Zmudzki Fredrick, Smeets Rob J E M, Groenewegen Jan S, van der Graaff Erik
Department of Rehabilitation Medicine, Care and Public Health Research Institute, Faculty of Health, Life Sciences and Medicine, Maastricht University, Universiteitssingel 40, Room 3.544, P.O. Box 616, 6200 MD, Maastricht, 6229 ER, The Netherlands, 31 433882160.
Epoque Consulting, Sydney, Australia.
JMIR Rehabil Assist Technol. 2025 May 9;12:e65890. doi: 10.2196/65890.
Chronic musculoskeletal pain (CMP) impacts around 20% of people globally, resulting in patients living with pain, fatigue, restricted social and employment capacity, and reduced quality of life. Interdisciplinary multimodal pain treatment (IMPT) programs have been shown to provide positive and sustained outcomes where all other interventions have failed.
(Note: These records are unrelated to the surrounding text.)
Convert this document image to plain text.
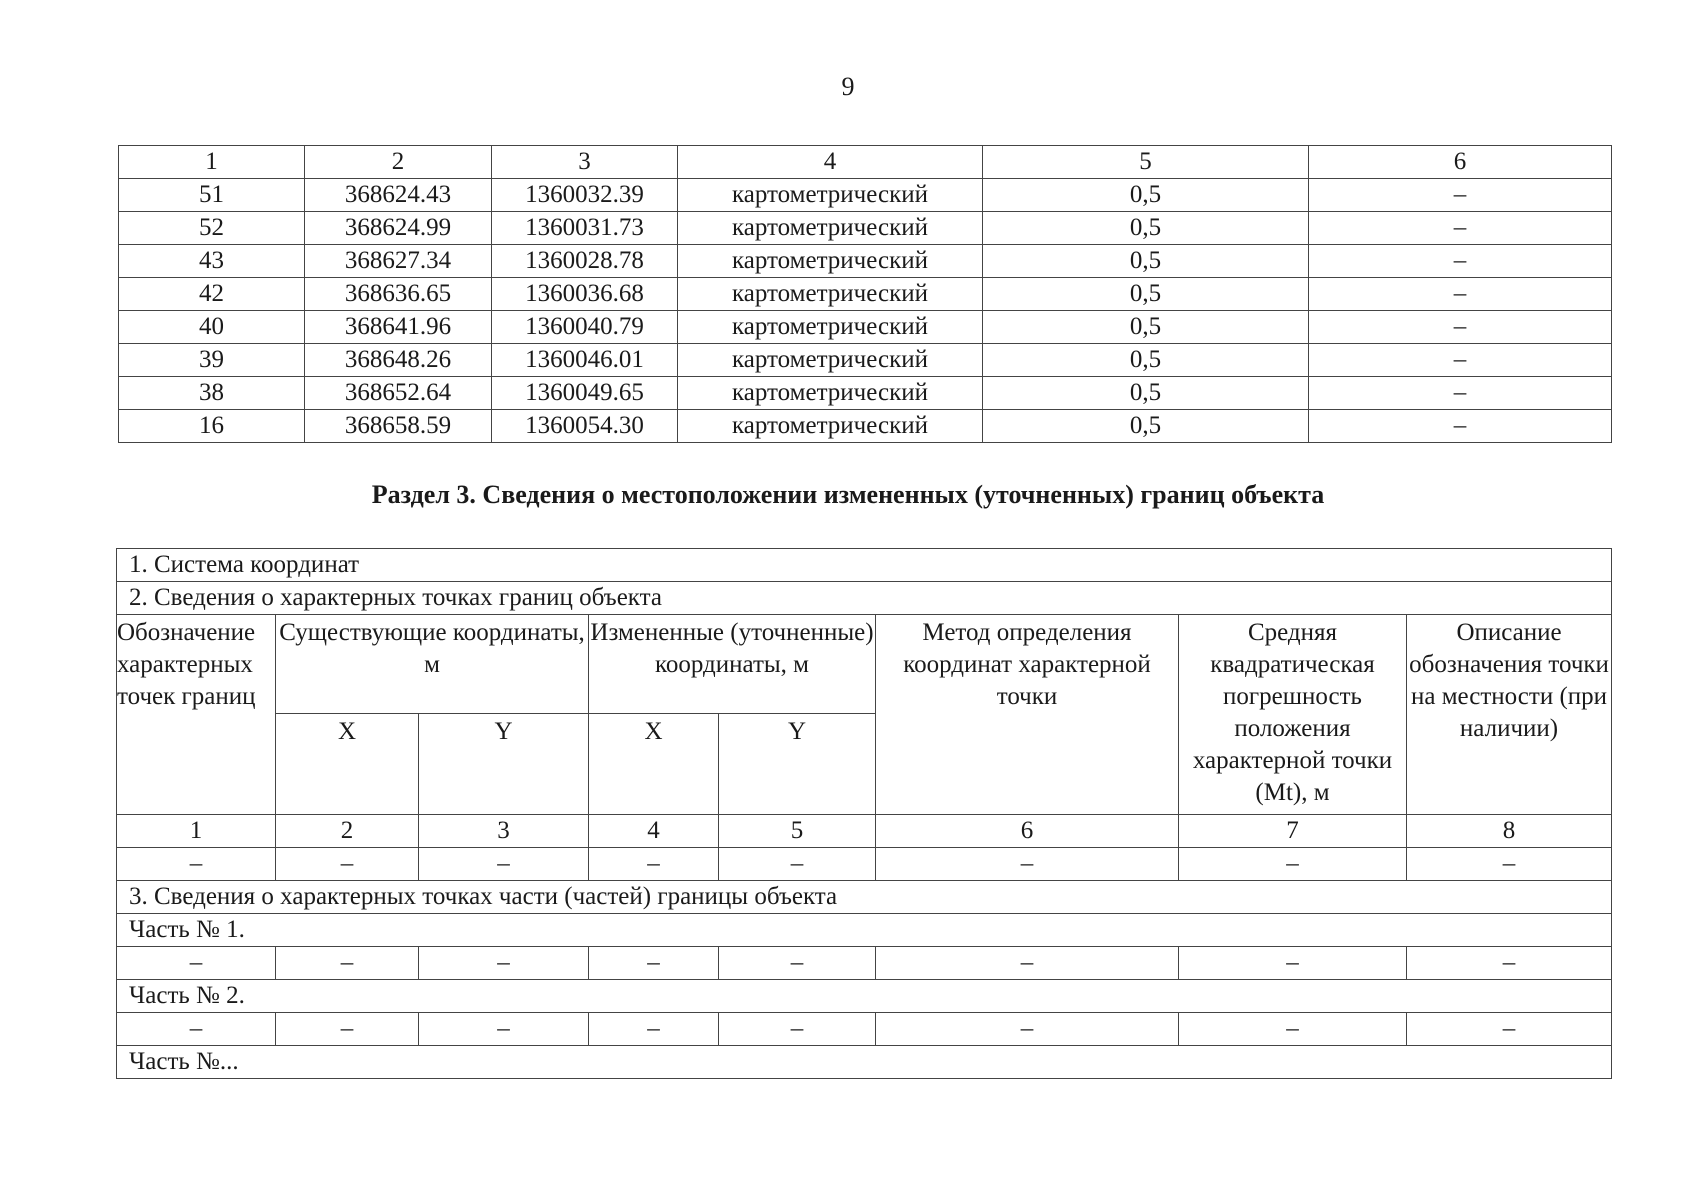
9
1	2	3	4	5	6
51	368624.43	1360032.39	картометрический	0,5	–
52	368624.99	1360031.73	картометрический	0,5	–
43	368627.34	1360028.78	картометрический	0,5	–
42	368636.65	1360036.68	картометрический	0,5	–
40	368641.96	1360040.79	картометрический	0,5	–
39	368648.26	1360046.01	картометрический	0,5	–
38	368652.64	1360049.65	картометрический	0,5	–
16	368658.59	1360054.30	картометрический	0,5	–
Раздел 3. Сведения о местоположении измененных (уточненных) границ объекта
1. Система координат							
2. Сведения о характерных точках границ объекта							
Обозначение характерных точек границ	Существующие координаты, м		Измененные (уточненные) координаты, м		Метод определения координат характерной точки	Средняя квадратическая погрешность положения характерной точки (Mt), м	Описание обозначения точки на местности (при наличии)
	X	Y	X	Y			
1	2	3	4	5	6	7	8
–	–	–	–	–	–	–	–
3. Сведения о характерных точках части (частей) границы объекта							
Часть № 1.							
–	–	–	–	–	–	–	–
Часть № 2.							
–	–	–	–	–	–	–	–
Часть №...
IMPT programs combined with multidimensional machine learning predictive patient profiles aim to improve clinical decision support and personalized patient assessments, potentially leading to better treatment outcomes.
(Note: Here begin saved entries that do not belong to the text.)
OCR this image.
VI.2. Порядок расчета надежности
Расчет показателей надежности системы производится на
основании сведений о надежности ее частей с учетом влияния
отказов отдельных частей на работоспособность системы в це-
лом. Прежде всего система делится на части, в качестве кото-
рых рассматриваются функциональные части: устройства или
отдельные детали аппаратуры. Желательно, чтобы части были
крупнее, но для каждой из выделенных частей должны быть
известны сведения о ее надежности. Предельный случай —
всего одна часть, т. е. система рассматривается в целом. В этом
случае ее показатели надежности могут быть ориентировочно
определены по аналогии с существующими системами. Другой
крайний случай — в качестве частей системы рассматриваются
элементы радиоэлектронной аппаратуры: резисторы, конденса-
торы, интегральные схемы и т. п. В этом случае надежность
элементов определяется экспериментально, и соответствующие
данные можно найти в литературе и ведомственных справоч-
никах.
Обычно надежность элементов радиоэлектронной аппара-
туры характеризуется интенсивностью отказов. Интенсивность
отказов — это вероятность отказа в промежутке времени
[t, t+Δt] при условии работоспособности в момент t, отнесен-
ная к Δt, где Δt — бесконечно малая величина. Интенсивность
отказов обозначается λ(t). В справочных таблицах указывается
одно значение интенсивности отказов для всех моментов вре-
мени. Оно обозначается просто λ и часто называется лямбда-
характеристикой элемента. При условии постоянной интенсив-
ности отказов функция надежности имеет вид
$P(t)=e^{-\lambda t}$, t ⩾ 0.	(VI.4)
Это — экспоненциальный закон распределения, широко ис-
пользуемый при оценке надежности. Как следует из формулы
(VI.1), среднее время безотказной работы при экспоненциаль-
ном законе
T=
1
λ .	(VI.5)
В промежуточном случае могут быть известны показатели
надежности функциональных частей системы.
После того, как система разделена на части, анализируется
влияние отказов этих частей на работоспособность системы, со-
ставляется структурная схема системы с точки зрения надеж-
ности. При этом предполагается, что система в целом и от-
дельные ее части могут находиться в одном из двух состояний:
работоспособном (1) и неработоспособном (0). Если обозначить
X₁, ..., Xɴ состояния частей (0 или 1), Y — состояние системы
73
We aimed to investigate integrating machine learning with IMPT programs and its potential contribution to clinical decision support and treatment outcomes for patients with CMP.
This prospective pilot study used a machine learning prognostic patient profile of 7 outcome measures across 4 clinically relevant domains, including activity or disability, pain, fatigue, and quality of life. Prognostic profiles were created for new IMPT patients in the Netherlands in November 2023 (N=17). New summary indicators were developed, including defined categories for positive, negative, and mixed prognostic profiles; an accuracy indicator with high, medium, and low levels based on weighted true- or false-positive values; and an indicator for consistently positive or negative outcomes. The consolidated reporting guidelines checklist for prognostic machine learning modeling studies was completed to provide transparency of data quality, model development methodology, and validation.
The machine learning IMPT prognostic patient profiles demonstrated high accuracy and consistency in predicting patient outcomes. The profile, combined with extended new prognostic summary indicators, provided improved identification of patients with predicted positive, negative, and mixed outcomes, supporting more comprehensive assessment. Overall, 82.4% (14/17) of prognostic patient profiles were consistent with clinician assessments. Notably, clinician case notes indicated the stratified prognostic profiles were directly discussed with around half (8/17, 47.1%) of patients. Clinicians found the prognostic patient profiles helpful in 88.2% (15/17) of initial IMPT assessments to support shared clinician and patient decision-making and discussion of individualized treatment planning.
Machine learning prognostic patient profiles showed promising contributions for IMPT clinical decision support and improving treatment outcomes for patients with CMP. Further research is needed to validate these findings in larger, more diverse populations.
慢性肌肉骨骼疼痛(CMP)影响着全球约20%的人口,导致患者饱受疼痛、疲劳、社交和就业能力受限以及生活质量下降之苦。在所有其他干预措施均告失败的情况下,跨学科多模式疼痛治疗(IMPT)项目已被证明能带来积极且持续的效果。IMPT项目与多维机器学习预测患者档案相结合,旨在改善临床决策支持和个性化患者评估,有可能带来更好的治疗效果。
我们旨在研究将机器学习与IMPT项目相结合及其对CMP患者临床决策支持和治疗效果的潜在贡献。
这项前瞻性试点研究使用了一个机器学习预后患者档案,该档案涵盖4个临床相关领域的7项结果指标,包括活动或残疾、疼痛、疲劳和生活质量。为2023年11月在荷兰的新IMPT患者创建了预后档案(N = 17)。制定了新的汇总指标,包括阳性、阴性和混合预后档案的定义类别;一个基于加权真阳性或假阳性值的高、中、低水平准确性指标;以及一个持续阳性或阴性结果的指标。完成了预后机器学习建模研究的综合报告指南清单,以提高数据质量、模型开发方法和验证的透明度。
机器学习IMPT预后患者档案在预测患者结果方面显示出高准确性和一致性。该档案与扩展的新预后汇总指标相结合,能更好地识别出预测为阳性、阴性和混合结果的患者,支持更全面的评估。总体而言,82.4%(14/17)的预后患者档案与临床医生的评估一致。值得注意的是,临床医生的病例记录表明,约一半(8/17,47.1%)的患者直接讨论了分层预后档案。临床医生发现,在88.2%(15/17)的初始IMPT评估中,预后患者档案有助于支持临床医生和患者的共同决策以及个性化治疗计划的讨论。
机器学习预后患者档案对IMPT临床决策支持和改善CMP患者的治疗效果显示出有前景的贡献。需要进一步研究以在更大、更多样化的人群中验证这些发现。